This section applies to actions in the following action sets: factmac and svm.
Action sets in this book require the input data to reside on a CAS server. Some of these action sets are sensitive to the order of the data on the CAS server, and they might provide different results when the order of the data changes or the distribution of the data across workers changes, even when the parameters (including the seed) are the same. The listed action sets include the applyRowOrder parameter, which enables you to use a prespecified ordering of the data and a prespecified distribution of observations to threads when you perform an analysis of the data.
The applyRowOrder parameter requires you to use the partition action in the table action set. The partition action distributes the data to threads and workers in your distributed system according to a partition variable that you specify. All rows of data that have the same partition key value reside on the same worker and the same thread in your distributed system. In addition to the partition key, an order-by key enables you to specify the order of the rows of data on each thread of the worker. This key must be unique to each row in order to provide reproducible row ordering.

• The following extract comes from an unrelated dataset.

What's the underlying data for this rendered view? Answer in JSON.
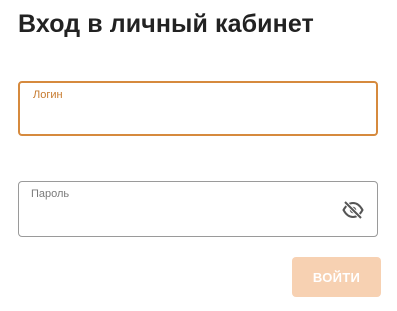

For example, you can use the CAS procedure as follows to run the partition action:
proc cas;
action table.partition /
table={name="inData",
groupby={"partitionKey"},
orderby={"orderbyKey"}
},
casout={name="inData2", replace=True};
run;
The partition action redistributes the data that are specified by the inData table according to the variables that are specified in the groupby and orderby parameters. The redistributed data are saved in the data table named inData2. The groupby parameter specifies the partition key, and the orderby parameter specifies the order-by key.
Only actions that support the applyRowOrder parameter can use the data ordering that the partition action provides. If you want the action to use this data ordering, specify the applyRowOrder parameter in the action call. For example, the following forestTrain action call indicates that you want to use the ordered inData2 data table, making use of the row order that you previously applied:
proc cas
action decisionTree.forestTrain /
table={name="inData2"},
applyroworder=True
...;
run;
If you have not previously run the partition action along with the groupby and orderby parameters before running an action with the applyRowOrder parameter, then the action issues a warning and the parameter has no other effect.
Finally, note that even if you have the same data with the same partition keys and order-by keys, the distribution will be different between systems that have different numbers of threads or different numbers of workers.